Les emprunts de Racine s’inscrivent dans la même tradition d’« imitation heureuse » ; pour preuve :
Gabriel Gilbert, Hippolyte ou le Garçon insensible (1647) |
HIPPOLYTE : Si je suis exilé pour un crime si noir, Hélas ! qui des mortels voudra me recevoir ? Je serai redoutable à toutes les familles, Aux frères pour leurs sœurs, aux pères pour leurs filles. THÉSEE : Va chez les scélérats, les ennemis des cieux, Chez les monstres cruels, assassins de leurs mères ; Ceux qui se sont souillés d’incestes, d’adultères ; Ceux-là te recevront… |
Racine, Phèdre (1677) |
HIPPOLYTE : Chargé du crime affreux dont vous me soupçonnez, Quels amis me plaindront quand vous m’abandonnez ? THÉSEE : Va chercher des amis dont l’estime funeste Honore l’adultère, applaudit à l’inceste, Des traîtres, des ingrats, sans humeur et sans foi Dignes de protéger un méchant tel que toi. |
Les deux extraits offrent la même trame narrative, le même passage de la forme interrogative au mode impératif. Probablement, on n’écrirait plus aujourd’hui, sans un sentiment de faute — et sans risques ! —, un texte si directement inspiré. Mais, au XVIIe siècle, ne s’agissait-il pas de deux variations à partir d’un mythe bien connu ?

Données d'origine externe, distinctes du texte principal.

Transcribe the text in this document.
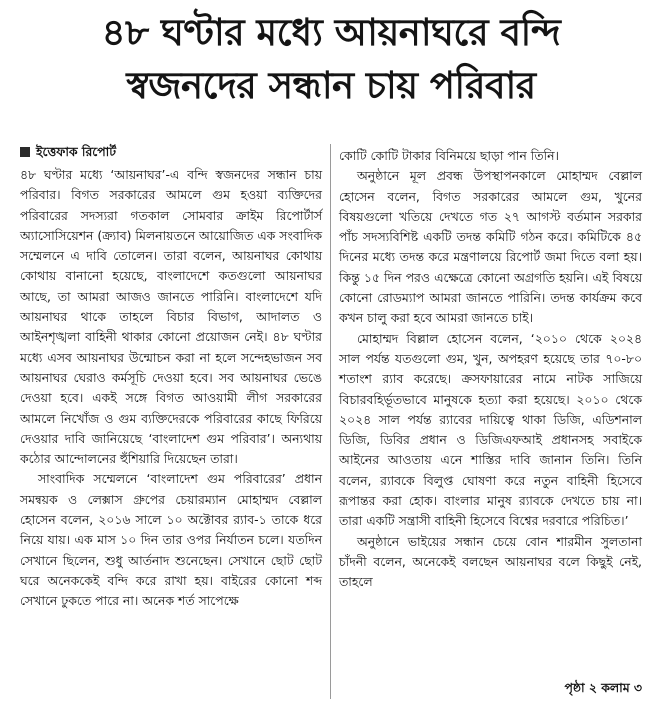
৪৮ ঘণ্টার মধ্যে আয়নাঘরে বন্দি
স্বজনদের সন্ধান চায় পরিবার
ইত্তেফাক রিপোর্ট

৪৮ ঘণ্টার মধ্যে ‘আয়নাঘর’-এ বন্দি স্বজনদের সন্ধান চায় পরিবার। বিগত সরকারের আমলে গুম হওয়া ব্যক্তিদের পরিবারের সদস্যরা গতকাল সোমবার ক্রাইম রিপোর্টার্স অ্যাসোসিয়েশন (ক্র্যাব) মিলনায়তনে আয়োজিত এক সংবাদিক সম্মেলনে এ দাবি তোলেন। তারা বলেন, আয়নাঘর কোথায় কোথায় বানানো হয়েছে, বাংলাদেশে কতগুলো আয়নাঘর আছে, তা আমরা আজও জানতে পারিনি। বাংলাদেশে যদি আয়নাঘর থাকে তাহলে বিচার বিভাগ, আদালত ও আইনশৃঙ্খলা বাহিনী থাকার কোনো প্রয়োজন নেই। ৪৮ ঘণ্টার মধ্যে এসব আয়নাঘর উন্মোচন করা না হলে সন্দেহভাজন সব আয়নাঘর ঘেরাও কর্মসূচি দেওয়া হবে। সব আয়নাঘর ভেঙে দেওয়া হবে। একই সঙ্গে বিগত আওয়ামী লীগ সরকারের আমলে নিখোঁজ ও গুম ব্যক্তিদেরকে পরিবারের কাছে ফিরিয়ে দেওয়ার দাবি জানিয়েছে ‘বাংলাদেশ গুম পরিবার’। অন্যথায় কঠোর আন্দোলনের হুঁশিয়ারি দিয়েছেন তারা।

সাংবাদিক সম্মেলনে ‘বাংলাদেশ গুম পরিবারের’ প্রধান সমন্বয়ক ও লেক্সাস গ্রুপের চেয়ারম্যান মোহাম্মদ বেল্লাল হোসেন বলেন, ২০১৬ সালে ১০ অক্টোবর র‌্যাব-১ তাকে ধরে নিয়ে যায়। এক মাস ১০ দিন তার ওপর নির্যাতন চলে। যতদিন সেখানে ছিলেন, শুধু আর্তনাদ শুনেছেন। সেখানে ছোট ছোট ঘরে অনেককেই বন্দি করে রাখা হয়। বাইরের কোনো শব্দ সেখানে ঢুকতে পারে না। অনেক শর্ত সাপেক্ষে

কোটি কোটি টাকার বিনিময়ে ছাড়া পান তিনি।

অনুষ্ঠানে মূল প্রবন্ধ উপস্থাপনকালে মোহাম্মদ বেল্লাল হোসেন বলেন, বিগত সরকারের আমলে গুম, খুনের বিষয়গুলো খতিয়ে দেখতে গত ২৭ আগস্ট বর্তমান সরকার পাঁচ সদস্যবিশিষ্ট একটি তদন্ত কমিটি গঠন করে। কমিটিকে ৪৫ দিনের মধ্যে তদন্ত করে মন্ত্রণালয়ে রিপোর্ট জমা দিতে বলা হয়। কিন্তু ১৫ দিন পরও এক্ষেত্রে কোনো অগ্রগতি হয়নি। এই বিষয়ে কোনো রোডম্যাপ আমরা জানতে পারিনি। তদন্ত কার্যক্রম কবে কখন চালু করা হবে আমরা জানতে চাই।

মোহাম্মদ বিল্লাল হোসেন বলেন, ‘২০১০ থেকে ২০২৪ সাল পর্যন্ত যতগুলো গুম, খুন, অপহরণ হয়েছে তার ৭০-৮০ শতাংশ র‌্যাব করেছে। ক্রসফায়ারের নামে নাটক সাজিয়ে বিচারবহির্ভূতভাবে মানুষকে হত্যা করা হয়েছে। ২০১০ থেকে ২০২৪ সাল পর্যন্ত র‌্যাবের দায়িত্বে থাকা ডিজি, এডিশনাল ডিজি, ডিবির প্রধান ও ডিজিএফআই প্রধানসহ সবাইকে আইনের আওতায় এনে শাস্তির দাবি জানান তিনি। তিনি বলেন, র‌্যাবকে বিলুপ্ত ঘোষণা করে নতুন বাহিনী হিসেবে রূপান্তর করা হোক। বাংলার মানুষ র‌্যাবকে দেখতে চায় না। তারা একটি সন্ত্রাসী বাহিনী হিসেবে বিশ্বের দরবারে পরিচিত।’

অনুষ্ঠানে ভাইয়ের সন্ধান চেয়ে বোন শারমীন সুলতানা চাঁদনী বলেন, অনেকেই বলছেন আয়নাঘর বলে কিছুই নেই, তাহলে

পৃষ্ঠা ২ কলাম ৩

Le XVIIIe siècle marque le dernier souffle de cette tradition où l’art était avant tout un hommage de la créature au Créateur, une répétition imitative de la création, sous l’autorité des Anciens grecs et latins. Le siècle des Lumières voit, en effet, l’avènement de l’individu, revendiquant pour lui-même la propriété de son œuvre. Les poursuites acharnées contre les plagiaires se multiplient et prennent des allures vengeresses. Au XIXe siècle, le genre de la bibliographie « scientifique » atteint sa perfection et Joseph-Marie Quérard fait figure de justicier dans ses Supercheries littéraires dévoilées (1867). Comme Balzac, il dénonce le commerce qu’est devenue la littérature, avec l’industrialisation du secteur de l’édition.
« Depuis 1830 surtout, la littérature en général, n’est plus une mission chez les écrivains contemporains. Écrire est devenu un négoce, un moyen de parvenir, un moyen d’argent. »
Les Supercheries littéraires dévoilées, Paris, Paul-Daffis libraire-éditeur, 2e édition, 1869, p. 71.
Faut-il mettre au compte des spéculations purement financières les plagiats célèbres de certains de nos auteurs les plus connus, comme Musset ?… La Revue de poche (6e livraison, 25 février 1867) met deux textes en regard, la scène 2 du Distrait de Carmontelle et, recopiée à quelques mots près, un passage des Comédies et proverbes de Musset :
Carmontelle, Le Distrait (1783) |
LE MARQUIS : – Holà ! ho ! quelqu’un ! LE BLOND : – Qu’est-ce que veut monsieur le marquis ? LE MARQUIS : – Allons, donne-moi ma robe de chambre et mes pantoufles ; je veux me lever. LE BLOND : – Vous badinez, monsieur le marquis. |
Musset, On ne saurait penser à tout (1849) |
LE MARQUIS : Holà ! ho ! quelqu’un ! VICTOIRE : – Qu’est-ce que veut monsieur le marquis ? LE MARQUIS : – Donnez-moi une robe de chambre. VICTOIRE : – Vous badinez, monsieur le marquis. |
Lamartine, autre auteur d’un plagiat célèbre et copieur des poètes oubliés du XVIIIe siècle, les sort de l’ombre ; quelques réussites les plus vénérées du poète ne sont quelquefois que vols soigneusement dissimulés :
Le fameux hémistiche du « Lac » :
«Ô temps, suspends ton vol, et vous, heures propices,»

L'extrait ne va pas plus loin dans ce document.